I keep the hedges separate from anything else I’m doing in this part of the fund. They’re not absolute bets; they’re not there to make money directly. The hedges are a rod for my back – that I put on when the short term risk/reward for my thematic bets has deteriorated – to give me the stamina to ride out the inevitable corrections.

That’s exactly what I’m doing right now. I have a 60% short position purely as a hedge against my market exposure elsewhere. It’s comprised of shorts on the Dow Jones, the FTSE 100 and Erstebank.

The rest of the fund uses the leverage inherent in futures, CFDs or borrowed money to add anything from 0-400% of exposure onto the base equity. And it’s there for one purpose only – to make absolute returns.

And for that reason, I’m perfectly happy to run zero exposure. That’s what I’m running now. I wrote a while ago about how to lose money. One way – always be fully geared. I only put a position on when I like the risk/reward. And I only like the risk/reward when I think that the market is paying me to take the bet.

I have up to 40 units of risk exposure, each one with an average of 10% of the value of the fund (NAV). I adjust the exact position size according to the volatility of the instrument. I can put from one to four units of risk on any one position. And I hold a maximum of 10 separate positions. If I go four units of risk, say, long gold, then I limit myself to just two units long of something highly correlated – like silver or platinum.

And I build into positions. One risk unit on to start with, and then pre-set double-up points up to get the position up to four risk units.

If this all sounds a little familiar then you’ve probably read one of the books that I’ve read – ‘The way of the turtle’ by Curtis Faith. An excellent book on rule based trading.

Now I’m no black box or technical trader. I make my own judgements on when to get in. But once I’m in, I’ve found that rules pay dividends.

So what’s the advantage of doing it this way?

First, it reduces my mistakes. So I tend to win much bigger than I lose. If I’m in with one risk unit on a trade and I’m wrong, I’m stopped out once I lose a quarter percent of NAV. If I’m right, and a trend forms, I am making money four times as fast, and I can run the position five or ten times as far.

That means I can comfortably lose much more often than I win.
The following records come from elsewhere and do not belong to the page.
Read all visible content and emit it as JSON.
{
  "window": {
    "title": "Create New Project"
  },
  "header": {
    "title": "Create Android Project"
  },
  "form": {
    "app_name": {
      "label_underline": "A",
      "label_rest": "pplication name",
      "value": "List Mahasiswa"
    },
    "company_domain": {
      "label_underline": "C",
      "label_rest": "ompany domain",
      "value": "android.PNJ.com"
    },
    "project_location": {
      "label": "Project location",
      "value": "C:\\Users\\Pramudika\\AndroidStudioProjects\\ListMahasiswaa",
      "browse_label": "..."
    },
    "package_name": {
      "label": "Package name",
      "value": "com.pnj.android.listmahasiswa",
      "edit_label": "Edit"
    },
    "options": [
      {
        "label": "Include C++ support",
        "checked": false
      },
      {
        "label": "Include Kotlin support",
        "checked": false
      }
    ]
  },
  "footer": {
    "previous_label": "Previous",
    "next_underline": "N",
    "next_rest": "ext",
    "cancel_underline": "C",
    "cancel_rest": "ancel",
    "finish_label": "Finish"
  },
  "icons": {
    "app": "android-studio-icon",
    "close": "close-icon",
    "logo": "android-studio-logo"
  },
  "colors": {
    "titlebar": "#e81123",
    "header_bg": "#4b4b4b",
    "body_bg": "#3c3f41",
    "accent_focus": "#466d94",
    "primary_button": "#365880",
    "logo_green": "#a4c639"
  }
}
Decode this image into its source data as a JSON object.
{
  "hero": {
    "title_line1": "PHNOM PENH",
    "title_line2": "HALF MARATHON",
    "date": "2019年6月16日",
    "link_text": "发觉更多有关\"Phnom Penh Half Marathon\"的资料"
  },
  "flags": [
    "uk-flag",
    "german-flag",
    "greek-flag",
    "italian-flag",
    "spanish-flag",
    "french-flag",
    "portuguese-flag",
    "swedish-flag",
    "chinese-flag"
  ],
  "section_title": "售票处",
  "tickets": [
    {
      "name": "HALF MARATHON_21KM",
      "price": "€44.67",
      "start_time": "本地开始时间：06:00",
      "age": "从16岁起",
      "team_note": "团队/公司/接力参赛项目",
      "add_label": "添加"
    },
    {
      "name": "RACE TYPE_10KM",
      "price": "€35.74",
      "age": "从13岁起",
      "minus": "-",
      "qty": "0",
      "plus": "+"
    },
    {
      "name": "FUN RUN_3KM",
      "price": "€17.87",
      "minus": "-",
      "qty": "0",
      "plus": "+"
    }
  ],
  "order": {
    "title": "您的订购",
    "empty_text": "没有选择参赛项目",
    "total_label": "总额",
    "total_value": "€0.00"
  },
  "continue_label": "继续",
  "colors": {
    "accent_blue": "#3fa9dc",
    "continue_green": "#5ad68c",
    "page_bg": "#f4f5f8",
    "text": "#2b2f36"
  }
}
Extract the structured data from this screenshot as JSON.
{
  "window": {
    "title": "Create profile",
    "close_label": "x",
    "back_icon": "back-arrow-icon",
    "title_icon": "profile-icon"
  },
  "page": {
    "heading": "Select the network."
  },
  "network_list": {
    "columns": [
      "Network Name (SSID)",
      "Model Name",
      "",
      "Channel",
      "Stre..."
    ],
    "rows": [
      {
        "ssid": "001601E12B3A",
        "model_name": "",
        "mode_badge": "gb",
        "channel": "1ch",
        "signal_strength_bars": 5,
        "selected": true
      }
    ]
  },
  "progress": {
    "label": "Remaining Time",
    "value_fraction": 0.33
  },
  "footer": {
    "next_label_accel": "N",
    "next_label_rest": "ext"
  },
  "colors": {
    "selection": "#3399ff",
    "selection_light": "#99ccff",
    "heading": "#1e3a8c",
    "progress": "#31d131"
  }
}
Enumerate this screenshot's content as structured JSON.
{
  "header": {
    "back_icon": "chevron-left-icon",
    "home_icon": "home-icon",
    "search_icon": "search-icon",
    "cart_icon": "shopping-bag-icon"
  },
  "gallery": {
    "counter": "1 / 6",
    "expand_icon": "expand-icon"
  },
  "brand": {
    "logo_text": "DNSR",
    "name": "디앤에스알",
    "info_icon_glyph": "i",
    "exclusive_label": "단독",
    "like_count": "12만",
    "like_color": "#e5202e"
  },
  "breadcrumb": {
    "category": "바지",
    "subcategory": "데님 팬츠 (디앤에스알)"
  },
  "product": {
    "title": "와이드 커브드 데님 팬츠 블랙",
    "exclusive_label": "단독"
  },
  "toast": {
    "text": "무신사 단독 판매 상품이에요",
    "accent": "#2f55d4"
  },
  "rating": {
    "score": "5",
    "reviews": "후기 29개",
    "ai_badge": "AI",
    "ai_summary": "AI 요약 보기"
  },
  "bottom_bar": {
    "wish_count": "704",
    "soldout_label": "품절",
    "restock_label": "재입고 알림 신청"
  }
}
It means I can look for a big payoff from an unlikely event. That’s something that most people don’t like to do – so I reckon it gives me an advantage.

And I think this structure diminishes my weaknesses – overtrading, or betting too big when the market’s churning and I’m frustrated. And it likely augments my strengths – betting on good risk/reward trades, and keeping discipline in both cutting and holding.

This approach tends to take a chunk of the emotion out of trading. I’m not stressed because I know exactly how much I’ve got to lose on a trade before I cut. It helps me focus on the fact that it’s not important whether any individual position loses money – as long as I took a good risk/reward bet when I got in. Over time, good risk/reward bets make good money. And I’ve found that the less stressed I am, the easier it is to follow the rules, and the better I am at judging good bets in the first place.

I also think that this risk/reward business is a matter of psychology. There is a massive pressure on funds not to miss out on any significant market moves – with Fund of Funds regularly pruning their worst performers over ever shorter periods – even if that worst performance is just flat in a rising market. So many fund managers internalise that pressure to get involved in a moving market. The problem of course is that this leads to crowded momentum trades - and ultimately vicious reversals.

I’ve found that by keeping a clear eye on risk/reward, I’ve tended to be uncorrelated with other funds, particularly during the big countertrend moves. This makes my fund quite unusual. It doesn’t behave like the average fund, which often ends up looking just like a leveraged long equity bet, with a trailing stop.